By a Series of Curious Crab-like Motions

by Michael O'Malley

last edited on Wed. October 22 2014

On a crisp October day in 1974, a few hundred members of the University community and the Chicago art world assembled under a large tent on campus.

University of Chicago Dean of the Humanities Division, Karl Weintraub, stepped to the microphone to introduce the keynote speaker for the afternoon’s outdoor ceremony. He spoke deliberately: “Sir Francis Watson was trained as a mathematician at St. John’s College at Cambridge University. Some sort of humanistic guardian-angel must have interfered at that point to rescue the mathematician for the world of art.”

The occasion was the dedication of the brand new David and Alfred Smart Gallery, and Sir Watson, whose full list of credentials could significantly boost the word count of a desperately last-minute undergraduate research paper, had been invited to give an inaugural address titled “The Role of a Museum in a University.”

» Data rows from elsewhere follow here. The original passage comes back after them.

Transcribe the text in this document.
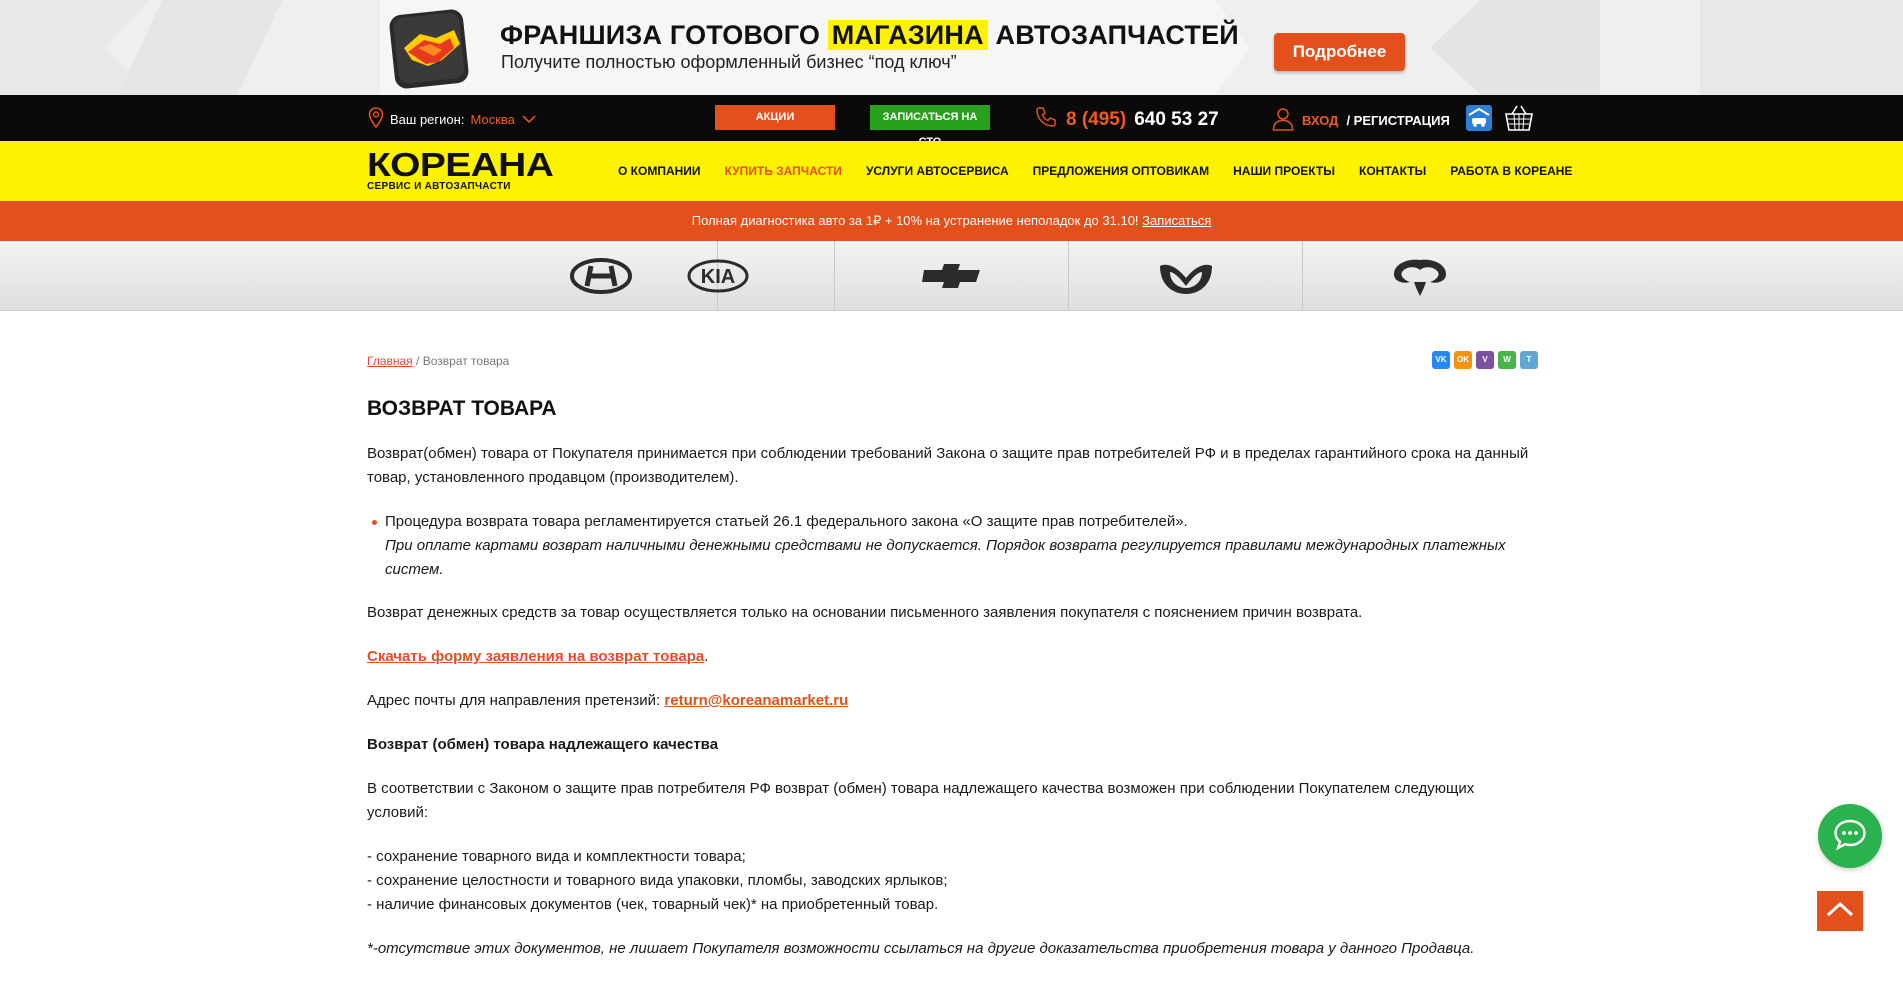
ФРАНШИЗА ГОТОВОГО МАГАЗИНА АВТОЗАПЧАСТЕЙ
Получите полностью оформленный бизнес “под ключ”
Подробнее
Ваш регион: Москва	АКЦИИ	ЗАПИСАТЬСЯ НА	8 (495) 640 53 27	ВХОД / РЕГИСТРАЦИЯ
КОРЕАНА
СЕРВИС И АВТОЗАПЧАСТИ
О КОМПАНИИ КУПИТЬ ЗАПЧАСТИ УСЛУГИ АВТОСЕРВИСА ПРЕДЛОЖЕНИЯ ОПТОВИКАМ НАШИ ПРОЕКТЫ КОНТАКТЫ РАБОТА В КОРЕАНЕ
Полная диагностика авто за 1₽ + 10% на устранение неполадок до 31.10! Записаться
KIA
Главная / Возврат товара	VK	OK	V	W	T
ВОЗВРАТ ТОВАРА

Возврат(обмен) товара от Покупателя принимается при соблюдении требований Закона о защите прав потребителей РФ и в пределах гарантийного срока на данный товар, установленного продавцом (производителем).

Процедура возврата товара регламентируется статьей 26.1 федерального закона «О защите прав потребителей».
При оплате картами возврат наличными денежными средствами не допускается. Порядок возврата регулируется правилами международных платежных систем.

Возврат денежных средств за товар осуществляется только на основании письменного заявления покупателя с пояснением причин возврата.

Скачать форму заявления на возврат товара.

Адрес почты для направления претензий: return@koreanamarket.ru

Возврат (обмен) товара надлежащего качества

В соответствии с Законом о защите прав потребителя РФ возврат (обмен) товара надлежащего качества возможен при соблюдении Покупателем следующих условий:

- сохранение товарного вида и комплектности товара;
- сохранение целостности и товарного вида упаковки, пломбы, заводских ярлыков;
- наличие финансовых документов (чек, товарный чек)* на приобретенный товар.

*-отсутствие этих документов, не лишает Покупателя возможности ссылаться на другие доказательства приобретения товара у данного Продавца.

“As the dean’s already explained to you I have no qualifications whatever for talking to you this afternoon,” Watson began. “I am not an art historian; I’m a mathematician. I really shouldn’t be here at all. I crept into museums by a crab-like motion and I became an academic, I suppose, by a crab-like motion.” With his dry English wit and lilting Oxbridge accent, Watson continued, “I am supposed to talk this afternoon about the relations between museums and universities. Well, I really don’t know anything about the subject at all!”

He did, of course, know quite a bit about the subject. As he explained, “I suppose having been for forty years in one museum, the last fifteen of it as director, I’ve picked up a few bits of knowledge of what museums are…” His speech touched on the history of museums, the founding of the Courtauld Institute, and the necessity of using original works in the teaching of art history. He quoted Max Friedländer: “People who read books on works of art are like people who read cookery books and think that their hunger will thereby be assuaged...it won’t, you know!”

Listen to Dean Weintraub's introduction and Sir Watson's full speech (MP3).

After the ceremony, Frank Woods (Chairman of the Woods Charitable Foundation), John Smart (Smart Family Foundation Trustee), Prof. Ed Maser (Smart Gallery Director), and Gaylord Donnelley (Chairman of the University of Chicago Board of Trustees) cut the ribbon. The Smart was officially open.

The assembled crowd flowed through the gates, into the courtyard, then into the brand new galleries. The inaugural exhibition was on display: the Joel Starrels Jr. Memorial Collection, a sculpture-focused show echoed by the Smart’s current exhibition, Carved, Cast, Crumpled: Sculpture All Ways. Another echo from the past can be found in the Smart's forthcoming discussion series, How to Make a Smart Museum, which, in the same spirit as Sir Watson's talk, is focused on the role of a university art museum. The first of these discussions titled The Museum Proposition addresses the following question: "What is the one thing, above all others, that must sit at the heart of an engaged art museum?"